26th December 2021
Happy Christmas! Happy St Stephen’s Day!
Stephen preached a very lengthy sermon to the Jewish Sanhedrin, recounting the whole history of the Jewish people from Abraham to Jesus. But you’ll be relieved to hear that mine will be shorter.
In the early days of the Jerusalem Christian Church, there was a problem about achieving a fair distribution of alms to Christian widows. Stephen had been appointed along with six others as the first deacons, to take on this responsibility. However, Stephen quickly turned out to be an eloquent exponent of Christianity in the Jewish synagogues. [See picture, below] But he got carried away with his own convictions. He so infuriated the Jewish authorities that he found himself being hauled up before the high priest. Conducting his own defence, he started by treating the Sanhedrin to a long
history of the Jewish people from Abraham onwards. I gather there was a shortage of competent shorthand typists in the first decade AD. So it’s difficult not to wonder if his peroration was really as detailed and lengthy as is recorded. [See picture, below] But the gist was probably as recorded.
As we heard in the first reading, he finished by addressing the Sanhedrin as ‘you stiff-necked people’ and ‘betrayers and murderers’. Not exactly the best way to win friends and influence people. Then he gazed into heaven and said he saw ‘the glory of God and Jesus standing at the right hand of God’. Courageous. But this constituted blasphemy and was the final straw for the Jewish authorities, resulting in him being stoned to death.
Quite a contrast with the joy and simplicity of Christmas, all of this! Yet there is continuity in Stephen’s death with that of Jesus, and there are signs of Jesus’s eventual fate even in the stories of his first
days. When Mary and Joseph took their baby to the Temple, Simeon told Mary that her son would be ‘a sign that that will be opposed’ and that ‘a sword will pierce your own soul’. And the magi, when they came, brought myrrh, used for anointing a body – an odd gift for a healthy new baby. [See picture, below]
There was a moving cartoon by Papas from the front page of the Guardian on Christmas Eve 1969. It doesn’t need any explanation: the message is clear. And ‘how did it end?’ Well, faith can come at serious cost. Stephen discovered this: the first to follow Jesus to martyrdom for the Christian faith, the first of many, both then and through to today.
It’s a funny thing, the willingness to die. In 1849, the Italian hero Garibaldi, who united the Italian nation, summoned his followers to action with this: ‘I have nothing to offer you but hunger and thirst, hardship and death’, and they followed Garibaldi to war, apparently, in their hundreds.

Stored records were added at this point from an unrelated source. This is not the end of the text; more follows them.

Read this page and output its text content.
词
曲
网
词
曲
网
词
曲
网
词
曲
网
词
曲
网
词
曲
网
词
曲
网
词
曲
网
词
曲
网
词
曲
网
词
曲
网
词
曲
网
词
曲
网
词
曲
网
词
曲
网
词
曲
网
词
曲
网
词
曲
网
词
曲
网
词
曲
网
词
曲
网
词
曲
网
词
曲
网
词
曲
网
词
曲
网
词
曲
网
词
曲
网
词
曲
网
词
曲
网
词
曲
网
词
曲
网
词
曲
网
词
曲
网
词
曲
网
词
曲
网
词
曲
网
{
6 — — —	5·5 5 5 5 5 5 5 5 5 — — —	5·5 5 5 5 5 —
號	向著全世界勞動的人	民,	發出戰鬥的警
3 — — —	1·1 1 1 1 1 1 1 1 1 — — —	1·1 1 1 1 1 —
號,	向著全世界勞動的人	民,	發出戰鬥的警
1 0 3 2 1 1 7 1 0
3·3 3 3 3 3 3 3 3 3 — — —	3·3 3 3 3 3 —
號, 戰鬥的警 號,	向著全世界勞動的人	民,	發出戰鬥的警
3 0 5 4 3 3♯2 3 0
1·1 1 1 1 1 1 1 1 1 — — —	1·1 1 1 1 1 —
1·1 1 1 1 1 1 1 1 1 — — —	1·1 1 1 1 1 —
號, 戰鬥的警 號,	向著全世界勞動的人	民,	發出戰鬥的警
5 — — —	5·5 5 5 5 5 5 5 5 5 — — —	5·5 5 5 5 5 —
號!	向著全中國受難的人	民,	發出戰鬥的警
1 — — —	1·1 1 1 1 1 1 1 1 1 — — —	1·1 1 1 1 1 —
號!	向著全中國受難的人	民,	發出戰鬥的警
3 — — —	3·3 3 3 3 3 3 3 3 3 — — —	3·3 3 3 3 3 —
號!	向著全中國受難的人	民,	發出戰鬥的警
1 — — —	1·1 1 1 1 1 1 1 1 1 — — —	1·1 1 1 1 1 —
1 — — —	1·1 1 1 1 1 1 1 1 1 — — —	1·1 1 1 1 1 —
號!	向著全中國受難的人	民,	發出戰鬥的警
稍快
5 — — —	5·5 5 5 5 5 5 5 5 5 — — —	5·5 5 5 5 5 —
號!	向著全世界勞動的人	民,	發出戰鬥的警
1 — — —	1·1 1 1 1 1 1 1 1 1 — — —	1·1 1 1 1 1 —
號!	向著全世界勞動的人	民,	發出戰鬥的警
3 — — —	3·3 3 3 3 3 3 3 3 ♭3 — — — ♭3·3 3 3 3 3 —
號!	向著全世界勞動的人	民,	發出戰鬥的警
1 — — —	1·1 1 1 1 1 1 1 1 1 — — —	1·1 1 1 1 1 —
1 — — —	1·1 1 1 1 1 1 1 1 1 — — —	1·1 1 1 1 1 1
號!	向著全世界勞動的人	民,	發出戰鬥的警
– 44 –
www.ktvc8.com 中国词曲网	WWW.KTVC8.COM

Jesus constantly warned his disciples
that there would be a cost to following him and the Christian way.
By the way, a slight digression, but do you know how Garibaldi biscuits got their name? [See picture, below] There are various stories, but the one I like is this. It is said that in 1854, in the course of tour of Britain, he was guest at a reception in Tynemouth. There were Eccles cake on the menu, and Garibaldi managed to sit on one, presumably parked on a chair by a fellow guest. And thus he produced the first of what as children we called ‘squashed fly biscuits’. There are more prosaic accounts around of how they got their name, but that’s the one I like. What is certain is that Peek Freans starting producing them a few years later, and, for whatever reason, called them Garibaldi biscuits.
But I have digressed with this Christmas cracker-type story, and must return to my theme. And that is that Jesus came to the Cross and Stephen came to stoning. But both of them ended their lives on a note of
confidence, like the followers of Garibaldi, but more so. [See picture, below] Following the example of Jesus his master, Stephen’s last words were: ‘Lord Jesus, receive my spirit’ and ‘Lord, do not hold this sin against them’. And it is Christmas, the birth of the Lord, which made all this possible. Christmas, the time of giving and receiving; the model for constantly receiving the love of God, and constantly giving to those around us and those far away.
Happy Christmas and happy and reflective St Stephen Day!